Die Decken, Kissen, Schälchen und Schalen kamen schließlich weit schneller als die Maga, die erst nach einer weiteren Stunde eintraf. Inzwischen hatte Axilla sich schon an einer Wand soweit eingerichtet – oder besser: war eingerichtet worden – dass sie die immer schneller kommenden Wehen nicht ganz so erbärmlich über sich ergehen lassen musste. Im Rücken hatte sie einige Kissen – und eine Sklavin, die ihr kräftig den unteren Rückenbereich rieb. Das nahm ein wenig Druck von ihrem Unterleib, wenn gerade keine Wehe da war. Sie saß nicht mehr auf dem nackten Boden, sondern gleich auf drei guten Wolldecken, die hinterher wohl alle ruiniert wären. Aber so war es nicht mehr so hart unter ihr. Die Füße angewinkelt keuchte sie, machte all die lächerlichen Übungen, die ihr so nutzlos erschienen waren, aber wohl doch ein ganz klein wenig zumindest halfen.

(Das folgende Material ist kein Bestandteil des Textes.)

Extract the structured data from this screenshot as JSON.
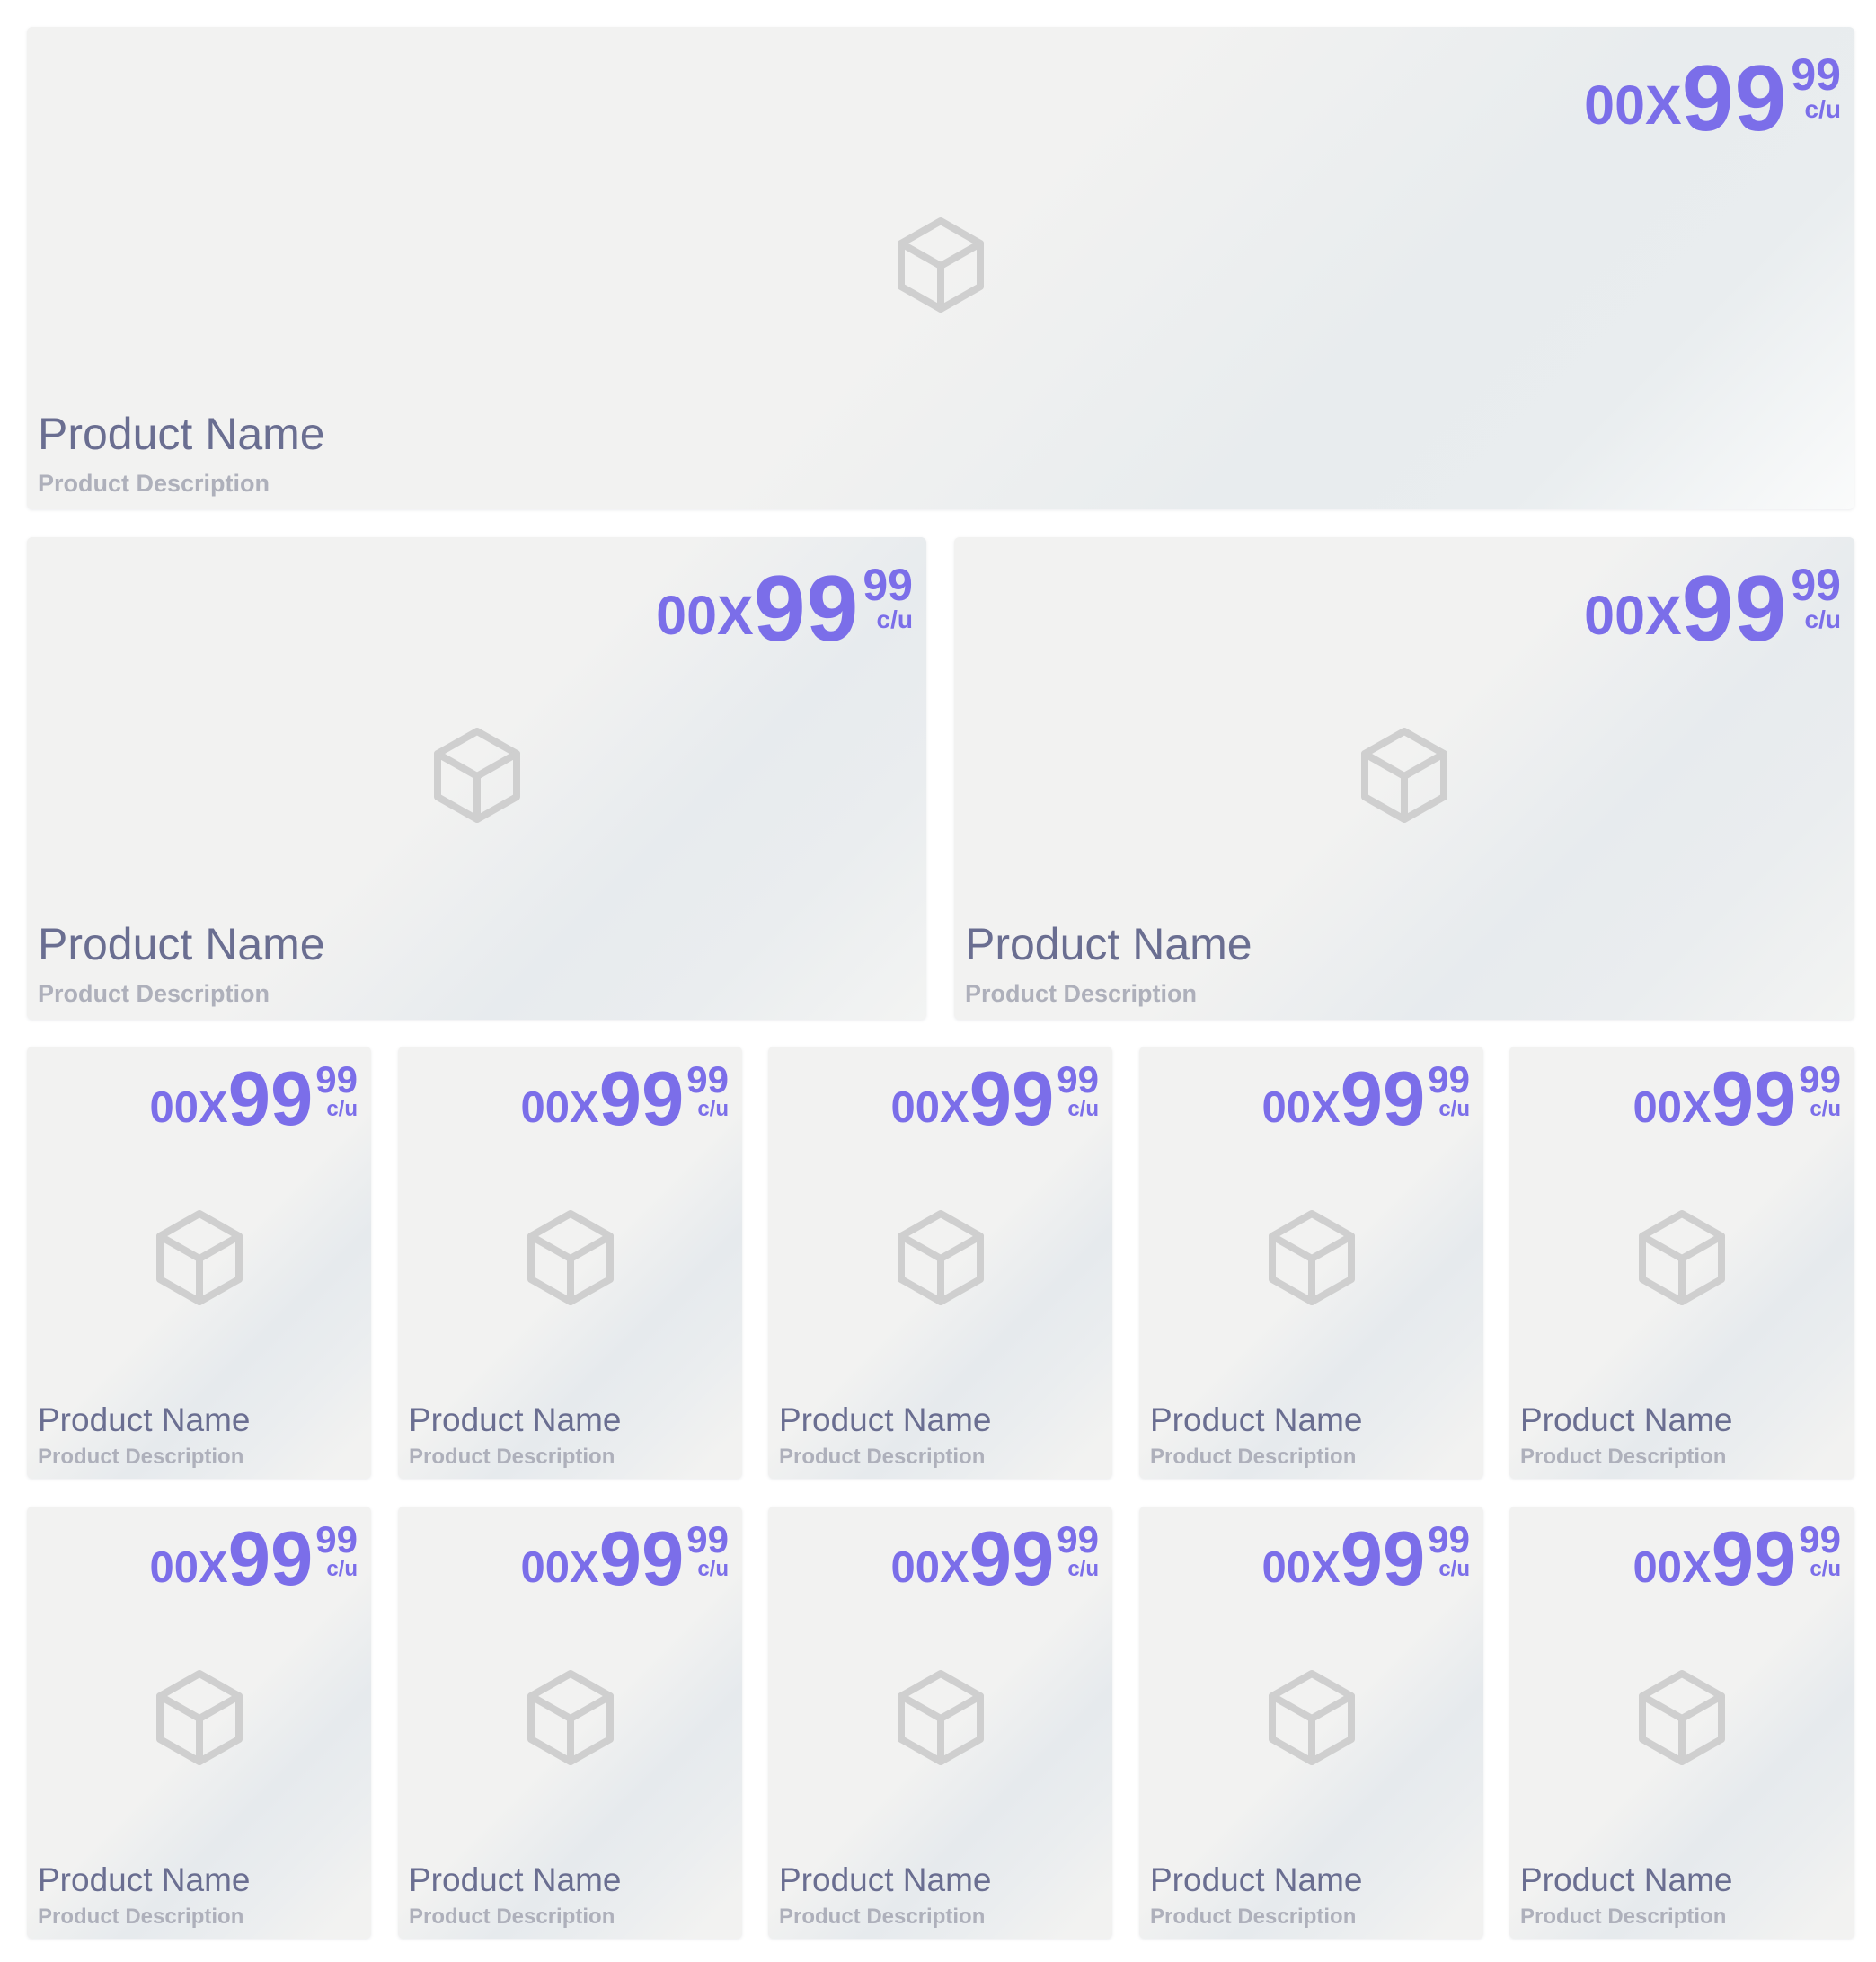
{
  "colors": {
    "price": "#7b6ee9",
    "name": "#6a6e91",
    "description": "#aeb0bb",
    "icon": "#cfcfcf",
    "card_bg": "#f2f2f1"
  },
  "products": [
    {
      "qty": "00X",
      "int": "99",
      "cents": "99",
      "unit": "c/u",
      "name": "Product Name",
      "description": "Product Description",
      "icon": "package-icon"
    },
    {
      "qty": "00X",
      "int": "99",
      "cents": "99",
      "unit": "c/u",
      "name": "Product Name",
      "description": "Product Description",
      "icon": "package-icon"
    },
    {
      "qty": "00X",
      "int": "99",
      "cents": "99",
      "unit": "c/u",
      "name": "Product Name",
      "description": "Product Description",
      "icon": "package-icon"
    },
    {
      "qty": "00X",
      "int": "99",
      "cents": "99",
      "unit": "c/u",
      "name": "Product Name",
      "description": "Product Description",
      "icon": "package-icon"
    },
    {
      "qty": "00X",
      "int": "99",
      "cents": "99",
      "unit": "c/u",
      "name": "Product Name",
      "description": "Product Description",
      "icon": "package-icon"
    },
    {
      "qty": "00X",
      "int": "99",
      "cents": "99",
      "unit": "c/u",
      "name": "Product Name",
      "description": "Product Description",
      "icon": "package-icon"
    },
    {
      "qty": "00X",
      "int": "99",
      "cents": "99",
      "unit": "c/u",
      "name": "Product Name",
      "description": "Product Description",
      "icon": "package-icon"
    },
    {
      "qty": "00X",
      "int": "99",
      "cents": "99",
      "unit": "c/u",
      "name": "Product Name",
      "description": "Product Description",
      "icon": "package-icon"
    },
    {
      "qty": "00X",
      "int": "99",
      "cents": "99",
      "unit": "c/u",
      "name": "Product Name",
      "description": "Product Description",
      "icon": "package-icon"
    },
    {
      "qty": "00X",
      "int": "99",
      "cents": "99",
      "unit": "c/u",
      "name": "Product Name",
      "description": "Product Description",
      "icon": "package-icon"
    },
    {
      "qty": "00X",
      "int": "99",
      "cents": "99",
      "unit": "c/u",
      "name": "Product Name",
      "description": "Product Description",
      "icon": "package-icon"
    },
    {
      "qty": "00X",
      "int": "99",
      "cents": "99",
      "unit": "c/u",
      "name": "Product Name",
      "description": "Product Description",
      "icon": "package-icon"
    },
    {
      "qty": "00X",
      "int": "99",
      "cents": "99",
      "unit": "c/u",
      "name": "Product Name",
      "description": "Product Description",
      "icon": "package-icon"
    }
  ]
}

Schließlich kam auch die Mage herein, ein altes Weib mit wirren Haaren und einem langen Stock, an dem Tierknochen hingen. Axilla konnte den Schädel einer Katze ausmachen und hatte instinktiv Angst vor dem Weib. Sie fing auch gleich an, ihre Zauber zu singen.

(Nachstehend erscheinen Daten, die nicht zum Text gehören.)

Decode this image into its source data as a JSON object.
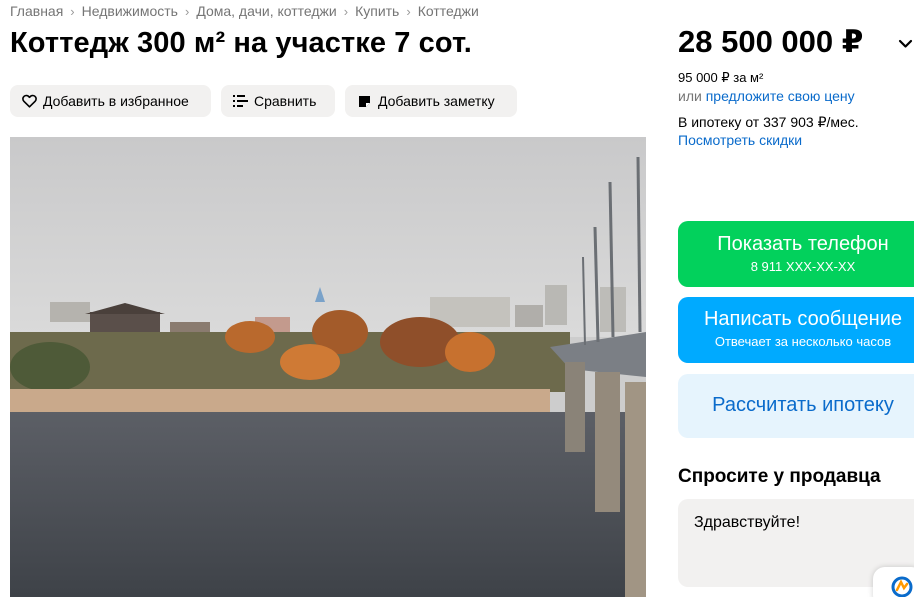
{
  "breadcrumbs": [
    "Главная",
    "Недвижимость",
    "Дома, дачи, коттеджи",
    "Купить",
    "Коттеджи"
  ],
  "title": "Коттедж 300 м² на участке 7 сот.",
  "actions": {
    "favorite": "Добавить в избранное",
    "compare": "Сравнить",
    "note": "Добавить заметку"
  },
  "price": {
    "value": "28 500 000 ₽",
    "per_m2": "95 000 ₽ за м²",
    "or_text": "или",
    "offer_link": "предложите свою цену",
    "mortgage": "В ипотеку от 337 903 ₽/мес.",
    "discounts_link": "Посмотреть скидки"
  },
  "buttons": {
    "phone_label": "Показать телефон",
    "phone_number": "8 911 XXX-XX-XX",
    "message_label": "Написать сообщение",
    "message_sub": "Отвечает за несколько часов",
    "mortgage_label": "Рассчитать ипотеку"
  },
  "ask_seller": {
    "title": "Спросите у продавца",
    "message": "Здравствуйте!"
  },
  "colors": {
    "green": "#02d15c",
    "blue": "#00aaff",
    "link": "#0a6bcb",
    "light_blue": "#e6f4fd",
    "gray_bg": "#f2f1f0"
  },
  "icons": [
    "heart-icon",
    "compare-icon",
    "note-icon",
    "chevron-down-icon",
    "chat-icon"
  ]
}
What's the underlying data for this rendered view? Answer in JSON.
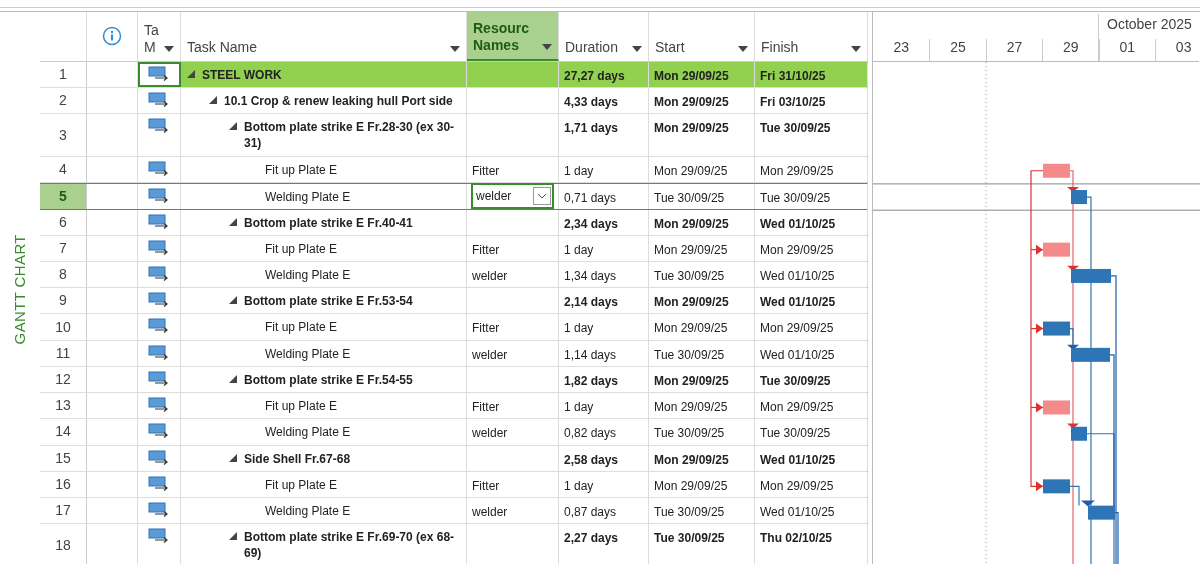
{
  "side_label": "GANTT CHART",
  "columns": [
    {
      "kind": "info",
      "selected": false
    },
    {
      "kind": "text",
      "lines": [
        "Ta",
        "M"
      ],
      "selected": false,
      "filter": true
    },
    {
      "kind": "text",
      "lines": [
        "Task Name"
      ],
      "selected": false,
      "filter": true
    },
    {
      "kind": "text",
      "lines": [
        "Resourc",
        "Names"
      ],
      "selected": true,
      "filter": true
    },
    {
      "kind": "text",
      "lines": [
        "Duration"
      ],
      "selected": false,
      "filter": true
    },
    {
      "kind": "text",
      "lines": [
        "Start"
      ],
      "selected": false,
      "filter": true
    },
    {
      "kind": "text",
      "lines": [
        "Finish"
      ],
      "selected": false,
      "filter": true
    }
  ],
  "timescale": {
    "month": "October 2025",
    "days": [
      "23",
      "25",
      "27",
      "29",
      "01",
      "03"
    ]
  },
  "rows": [
    {
      "kind": "summary",
      "num": "1",
      "name": "STEEL WORK",
      "resource": "",
      "duration": "27,27 days",
      "start": "Mon 29/09/25",
      "finish": "Fri 31/10/25",
      "expanded": true,
      "highlighted": true,
      "selected": false,
      "children": [
        {
          "kind": "summary",
          "num": "2",
          "name": "10.1 Crop & renew leaking hull Port side",
          "duration": "4,33 days",
          "start": "Mon 29/09/25",
          "finish": "Fri 03/10/25",
          "expanded": true,
          "highlighted": false,
          "selected": false,
          "children": [
            {
              "kind": "summary",
              "num": "3",
              "name": "Bottom plate strike E Fr.28-30 (ex 30-31)",
              "duration": "1,71 days",
              "start": "Mon 29/09/25",
              "finish": "Tue 30/09/25",
              "expanded": true,
              "highlighted": false,
              "selected": false,
              "children": [
                {
                  "kind": "task",
                  "num": "4",
                  "name": "Fit up Plate E",
                  "resource": "Fitter",
                  "duration": "1 day",
                  "start": "Mon 29/09/25",
                  "finish": "Mon 29/09/25",
                  "critical": true,
                  "highlighted": false,
                  "selected": false
                },
                {
                  "kind": "task",
                  "num": "5",
                  "name": "Welding Plate E",
                  "resource": "welder",
                  "duration": "0,71 days",
                  "start": "Tue 30/09/25",
                  "finish": "Tue 30/09/25",
                  "critical": false,
                  "highlighted": false,
                  "selected": true
                }
              ]
            },
            {
              "kind": "summary",
              "num": "6",
              "name": "Bottom plate strike E Fr.40-41",
              "duration": "2,34 days",
              "start": "Mon 29/09/25",
              "finish": "Wed 01/10/25",
              "expanded": true,
              "highlighted": false,
              "selected": false,
              "children": [
                {
                  "kind": "task",
                  "num": "7",
                  "name": "Fit up Plate E",
                  "resource": "Fitter",
                  "duration": "1 day",
                  "start": "Mon 29/09/25",
                  "finish": "Mon 29/09/25",
                  "critical": true,
                  "highlighted": false,
                  "selected": false
                },
                {
                  "kind": "task",
                  "num": "8",
                  "name": "Welding Plate E",
                  "resource": "welder",
                  "duration": "1,34 days",
                  "start": "Tue 30/09/25",
                  "finish": "Wed 01/10/25",
                  "critical": false,
                  "highlighted": false,
                  "selected": false
                }
              ]
            },
            {
              "kind": "summary",
              "num": "9",
              "name": "Bottom plate strike E Fr.53-54",
              "duration": "2,14 days",
              "start": "Mon 29/09/25",
              "finish": "Wed 01/10/25",
              "expanded": true,
              "highlighted": false,
              "selected": false,
              "children": [
                {
                  "kind": "task",
                  "num": "10",
                  "name": "Fit up Plate E",
                  "resource": "Fitter",
                  "duration": "1 day",
                  "start": "Mon 29/09/25",
                  "finish": "Mon 29/09/25",
                  "critical": false,
                  "highlighted": false,
                  "selected": false
                },
                {
                  "kind": "task",
                  "num": "11",
                  "name": "Welding Plate E",
                  "resource": "welder",
                  "duration": "1,14 days",
                  "start": "Tue 30/09/25",
                  "finish": "Wed 01/10/25",
                  "critical": false,
                  "highlighted": false,
                  "selected": false
                }
              ]
            },
            {
              "kind": "summary",
              "num": "12",
              "name": "Bottom plate strike E Fr.54-55",
              "duration": "1,82 days",
              "start": "Mon 29/09/25",
              "finish": "Tue 30/09/25",
              "expanded": true,
              "highlighted": false,
              "selected": false,
              "children": [
                {
                  "kind": "task",
                  "num": "13",
                  "name": "Fit up Plate E",
                  "resource": "Fitter",
                  "duration": "1 day",
                  "start": "Mon 29/09/25",
                  "finish": "Mon 29/09/25",
                  "critical": true,
                  "highlighted": false,
                  "selected": false
                },
                {
                  "kind": "task",
                  "num": "14",
                  "name": "Welding Plate E",
                  "resource": "welder",
                  "duration": "0,82 days",
                  "start": "Tue 30/09/25",
                  "finish": "Tue 30/09/25",
                  "critical": false,
                  "highlighted": false,
                  "selected": false
                }
              ]
            },
            {
              "kind": "summary",
              "num": "15",
              "name": "Side Shell Fr.67-68",
              "duration": "2,58 days",
              "start": "Mon 29/09/25",
              "finish": "Wed 01/10/25",
              "expanded": true,
              "highlighted": false,
              "selected": false,
              "children": [
                {
                  "kind": "task",
                  "num": "16",
                  "name": "Fit up Plate E",
                  "resource": "Fitter",
                  "duration": "1 day",
                  "start": "Mon 29/09/25",
                  "finish": "Mon 29/09/25",
                  "critical": false,
                  "highlighted": false,
                  "selected": false
                },
                {
                  "kind": "task",
                  "num": "17",
                  "name": "Welding Plate E",
                  "resource": "welder",
                  "duration": "0,87 days",
                  "start": "Tue 30/09/25",
                  "finish": "Wed 01/10/25",
                  "critical": false,
                  "highlighted": false,
                  "selected": false
                }
              ]
            },
            {
              "kind": "summary",
              "num": "18",
              "name": "Bottom plate strike E Fr.69-70 (ex 68-69)",
              "duration": "2,27 days",
              "start": "Tue 30/09/25",
              "finish": "Thu 02/10/25",
              "expanded": true,
              "highlighted": false,
              "selected": false
            }
          ]
        }
      ]
    }
  ]
}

“Ich rufe Iuno Licina herbei. Iuno Licina, Herrin der Mütter, Iuno Licina, Schützerin der Kinder, Iuno Licina, Helferin der Geburt.

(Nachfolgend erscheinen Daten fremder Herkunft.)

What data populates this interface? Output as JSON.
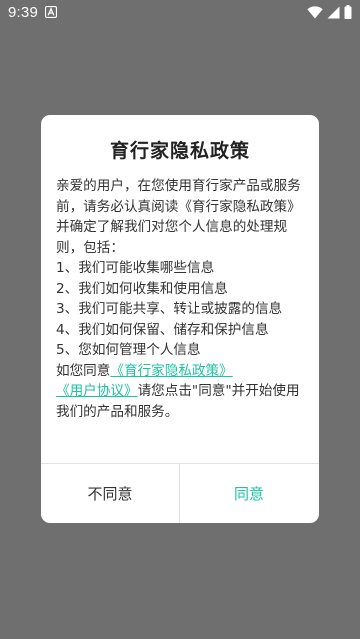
{
  "status_bar": {
    "time": "9:39",
    "icons": [
      "a-notification-icon",
      "wifi-icon",
      "signal-icon",
      "battery-icon"
    ]
  },
  "dialog": {
    "title": "育行家隐私政策",
    "intro": "亲爱的用户，在您使用育行家产品或服务 前，请务必认真阅读《育行家隐私政策》 并确定了解我们对您个人信息的处理规则，包括：",
    "items": [
      "1、我们可能收集哪些信息",
      "2、我们如何收集和使用信息",
      "3、我们可能共享、转让或披露的信息",
      "4、我们如何保留、储存和保护信息",
      "5、您如何管理个人信息"
    ],
    "consent_prefix": "如您同意",
    "privacy_link": "《育行家隐私政策》",
    "agreement_link": "《用户协议》",
    "consent_suffix": "请您点击\"同意\"并开始使用我们的产品和服务。",
    "decline_label": "不同意",
    "agree_label": "同意"
  },
  "colors": {
    "accent": "#1ec3a0",
    "overlay": "#6f6f6f",
    "dialog_bg": "#ffffff"
  }
}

Ich rufe Diana herbei. Diana, die Dreiwegsgöttin, Diana, die Geburtshelferin, Diana, Helferin der Geburt.
Ich rufe Proserpina herbei. Proserpina, die Frühjahrsgöttin, Proserpina, die Barmherzige, Proserpina, Helferin der Geburt.
Ich rufe Isis herbei. Isis, die Mutter, Isis, die Heilerin, Isis, Helferin der Geburt.
Ich rufe Candelifera herbei. Candelifera, die das Licht bringt, Candelfera, die die bösen Geister abwehrt, Candelifera, Helferin der Geburt.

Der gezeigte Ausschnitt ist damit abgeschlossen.